On a crisp, sunny October day Nelle and her friend Bill Miller, a former Vanity Fair executive, were “going to ride,” taking a country drive. They invited me along. First we’d stop for breakfast at Nancy’s Ranch House Café, successor to the ill-fated Wanda’s Kountry Kitchen. Breakfast was eggs and grits, bacon and toast, and coffee. Lots of coffee.

Our waitress, a young woman in a black cowboy hat, stopped by our table.

“Would you like more coffee?”

“Yes,” Nelle said. “Mounds of it.”

At one point, Nelle held out her arm to show us a large, gold-toned wristwatch.

“Isn’t this marvelous?”

She chuckled. It was from a catalog for people with low vision.

On the pearly face, the little hand and the big hand were huge. Ken Johnson, the jeweler over on the square, had replaced the already large hands with even bigger ones. She was the proud owner of a tricked-out wristwatch.

“This will see me through.”

Through to the end of her life. I was growing accustomed to Nelle and Alice, Dale and Tom referring to this matter-of-factly.

We headed for nowhere in particular, passing lumber mills and cotton fields.

At the end of our expedition, we crested the small hill where Clausell Avenue meets the busier Claiborne Street and headed to West Avenue. As we passed the Hopewell CME church, Nelle had a question.

“What does Mr. Marzett have on his sign today?”

Bill slowed and I read it aloud. “
EXPOSURE TO THE SON MAY PREVENT BURNING
.” Clever, but Nelle and Alice’s favorite remained the one they spotted earlier.
HOW DO YOU PLAN TO SPEND ETERNITY? SMOKING OR NON?

Language, as always, was play.

Chapter Twenty-two

I
n many instances, the riverhead of their language was their early training in faith. Only Alice remained as deeply involved in the affairs of the Methodist Church as their father had been, but Nelle continued to support the church, generously, and attended services, in Monroeville and Manhattan, as long as her hearing allowed.

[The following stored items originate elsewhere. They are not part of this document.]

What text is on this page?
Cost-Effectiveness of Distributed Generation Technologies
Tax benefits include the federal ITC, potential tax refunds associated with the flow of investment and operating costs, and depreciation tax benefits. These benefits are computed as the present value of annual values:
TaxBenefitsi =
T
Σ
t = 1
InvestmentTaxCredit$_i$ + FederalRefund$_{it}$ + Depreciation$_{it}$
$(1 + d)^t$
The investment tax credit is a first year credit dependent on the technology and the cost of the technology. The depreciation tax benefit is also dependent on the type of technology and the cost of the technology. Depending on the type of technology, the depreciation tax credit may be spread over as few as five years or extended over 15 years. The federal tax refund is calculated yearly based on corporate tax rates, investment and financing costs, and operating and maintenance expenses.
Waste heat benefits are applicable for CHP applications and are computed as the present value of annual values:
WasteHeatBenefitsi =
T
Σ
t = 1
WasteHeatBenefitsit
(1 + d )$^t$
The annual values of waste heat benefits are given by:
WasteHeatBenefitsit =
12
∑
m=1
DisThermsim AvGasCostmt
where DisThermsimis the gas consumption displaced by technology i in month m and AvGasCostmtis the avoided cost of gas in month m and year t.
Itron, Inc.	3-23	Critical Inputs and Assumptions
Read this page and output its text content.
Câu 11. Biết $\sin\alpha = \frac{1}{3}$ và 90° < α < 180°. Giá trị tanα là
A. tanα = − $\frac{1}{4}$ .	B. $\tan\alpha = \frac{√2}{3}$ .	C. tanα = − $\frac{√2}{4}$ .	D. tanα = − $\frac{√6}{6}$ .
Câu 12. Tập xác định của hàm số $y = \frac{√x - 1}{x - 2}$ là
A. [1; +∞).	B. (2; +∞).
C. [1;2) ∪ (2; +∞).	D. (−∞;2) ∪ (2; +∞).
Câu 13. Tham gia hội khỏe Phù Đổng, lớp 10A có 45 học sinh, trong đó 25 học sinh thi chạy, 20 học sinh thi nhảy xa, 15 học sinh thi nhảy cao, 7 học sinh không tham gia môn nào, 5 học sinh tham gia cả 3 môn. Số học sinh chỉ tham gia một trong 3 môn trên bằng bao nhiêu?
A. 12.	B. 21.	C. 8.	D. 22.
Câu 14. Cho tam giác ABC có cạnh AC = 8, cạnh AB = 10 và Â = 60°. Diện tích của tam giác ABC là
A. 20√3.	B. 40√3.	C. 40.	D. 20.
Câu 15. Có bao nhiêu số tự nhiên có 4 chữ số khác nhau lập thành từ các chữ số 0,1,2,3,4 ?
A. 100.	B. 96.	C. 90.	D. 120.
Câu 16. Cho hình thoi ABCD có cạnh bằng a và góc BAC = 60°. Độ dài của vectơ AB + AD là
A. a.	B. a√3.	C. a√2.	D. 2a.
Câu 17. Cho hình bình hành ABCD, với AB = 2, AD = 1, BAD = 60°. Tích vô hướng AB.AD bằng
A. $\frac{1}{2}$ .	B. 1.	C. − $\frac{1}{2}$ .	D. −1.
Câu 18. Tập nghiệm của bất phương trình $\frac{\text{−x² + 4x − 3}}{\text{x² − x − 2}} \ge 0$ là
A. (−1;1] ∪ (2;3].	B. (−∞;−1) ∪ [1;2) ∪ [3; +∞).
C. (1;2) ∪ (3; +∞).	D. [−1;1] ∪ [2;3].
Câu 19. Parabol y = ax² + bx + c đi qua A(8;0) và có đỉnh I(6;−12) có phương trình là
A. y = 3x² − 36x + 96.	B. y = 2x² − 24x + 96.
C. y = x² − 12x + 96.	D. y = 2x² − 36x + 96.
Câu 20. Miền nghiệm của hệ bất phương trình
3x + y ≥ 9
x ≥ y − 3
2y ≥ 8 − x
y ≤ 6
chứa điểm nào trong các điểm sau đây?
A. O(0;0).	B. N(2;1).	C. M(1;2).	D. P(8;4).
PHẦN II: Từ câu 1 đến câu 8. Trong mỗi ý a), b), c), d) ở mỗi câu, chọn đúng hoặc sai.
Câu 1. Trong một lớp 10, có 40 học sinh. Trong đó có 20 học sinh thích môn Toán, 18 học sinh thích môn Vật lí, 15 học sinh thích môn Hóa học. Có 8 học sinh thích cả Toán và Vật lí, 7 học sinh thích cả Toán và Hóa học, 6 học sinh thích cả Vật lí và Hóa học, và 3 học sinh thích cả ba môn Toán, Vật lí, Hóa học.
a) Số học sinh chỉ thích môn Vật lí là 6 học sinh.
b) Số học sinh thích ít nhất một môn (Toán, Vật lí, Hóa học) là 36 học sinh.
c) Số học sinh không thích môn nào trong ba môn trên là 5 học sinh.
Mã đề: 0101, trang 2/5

But Nelle said if she ever wrote her memoirs, she’d want the book to be called
Where My Possessions Lie
. The phrase is from the poem and hymn by Samuel Stennett that became popular at Methodists camps.

In her novel, the African American Reverend Sykes sings and lines this with his congregation the morning that Scout and Jem accompany Calpurnia to church. There are not enough hymnbooks to go around. This is the first time they’ve seen a minster line, or feed lines to the congregation, who repeats them back.

In the hymn, earthly existence is one of turmoil. Not so the afterlife, the Promised Land. It begins:

On Jordan’s stormy banks I stand,
And cast a wishful eye,
To Canaan’s fair and happy land,
Where my possessions lie.
O’er all those wide extended plains
Shines one eternal day;
There God the Son forever reigns,
And scatters night away.
CHORUS:
I am bound for the promised land,
I am bound for the promised land;
Oh who will come and go with me?
I am bound for the promised land.

Alice offered little encouragement that any such memoir would be published, even posthumously. “There have been a number of people who have suggested she write her autobiography,” Alice said. “But she has not shown any interest.”

If Nelle never sat down to write her own story—and no one, not even Alice, can know for sure—she remained fascinated by the characters who populate rural Alabama. Past and present.

In fact, Nelle was so intrigued by a sequence of murders in the late 1970s in Alexander City, Alabama, that she started researching an
In Cold Blood
–style true-crime chronicle. Her research focused on a black minister who continued to collect insurance money as wives and relatives showed up dead, in succession.